By employing a medium to carry a message, Eastwood’s painting acts as a meditation on the original image because the very act of painting takes time, and we inherently know this when we look at the painted surface. So when we look at a realist painting we ask ourselves, why has the artist spent so long looking at this? Is it because the image has some kind of fundamental meaning over and above the photograph itself? For Eastwood the answer is yes, and this is expressed in all the things he chooses not to paint. Living as he does in 21st century Britain, a consumerist led free market society he seeks to remind us that our social aspirations lead us to think of a future free from boredom, isolation and effort. That many of us hope someday someone else will cook for us, clean for us and care for us. In this future paradise we sense the promise of being surrounded by beautiful and expensive objects where we will be free from illness and find ourselves perpetually entertained. Eastwood explores this idea by focusing on all the things we do not wish to do for ourselves; for him, cleaning is elevated to centre stage and beauty is revealed in the chores of daily working class life.
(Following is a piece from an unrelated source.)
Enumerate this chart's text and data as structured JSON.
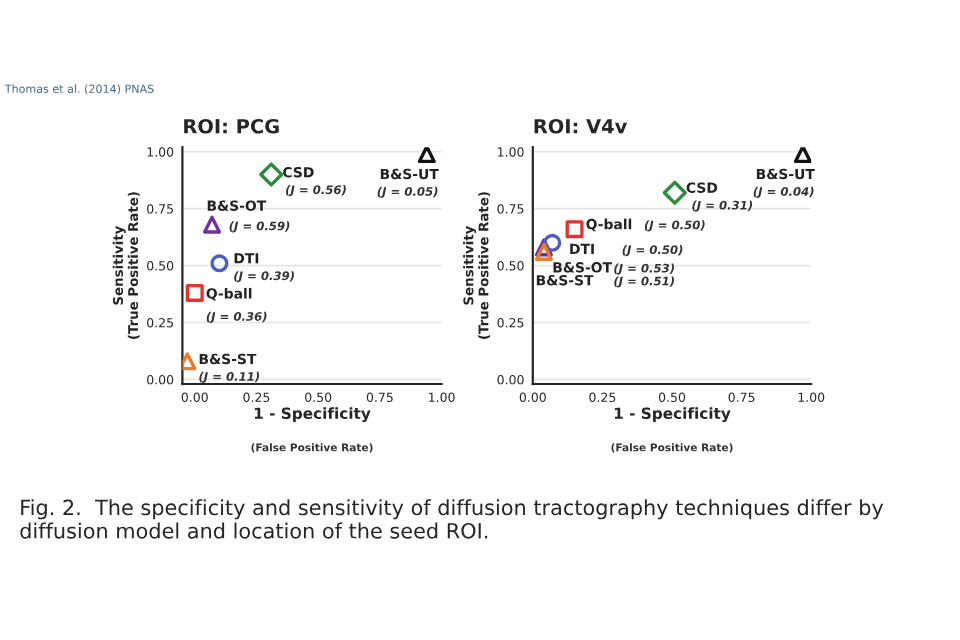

In Bored (2014) for example we see an old man standing in front of a row of washing machines in a laundrette. We cannot see his face or make out what he has in his hands, but we know he is doing something as he is clearly busy and has no interest in our presence. What Eastwood achieves in placing his focus on these ordinary everyday routines, in painting without colour and on a domestic scale, is to remind us that when the luxuries of life are stripped away there is a natural flow and soothing repetitive order to life. Elevated, the mundane and overlooked take centre stage and reveal a core of human dignity. Painted, this idea is distilled into an art object.

 

When confronted with an empty chair we are reminded of the person who is absent, when our attention is focused on the deprivations of the poor, the superfluous luxuries of the wealthy are brought to mind, and when colour is muted, we are reminded that joy is absent. Yet in this pared down state of boredom and work the rich would not choose to do for themselves, we find the seeds of grace. Nathan Eastwood does not paint war or conflict, power or possession, instead he paints the opposite of advertising. In doing so he offers an alternative message to the presentations multinationals make to potential consumers, a world Shakespeare’s’ Hamlet might describe as “full of sound and fury signifying nothing”. If we take a moment to look at the overlooked, we can find a self-contained realm of elegant beauty which underpins all our world.

 

Robert Priseman, 2015

i From an email sent to Robert Priseman on the 4th January 2015.

ii From Theory and Studio Notes by Nathan Eastwood, 24th February 2015.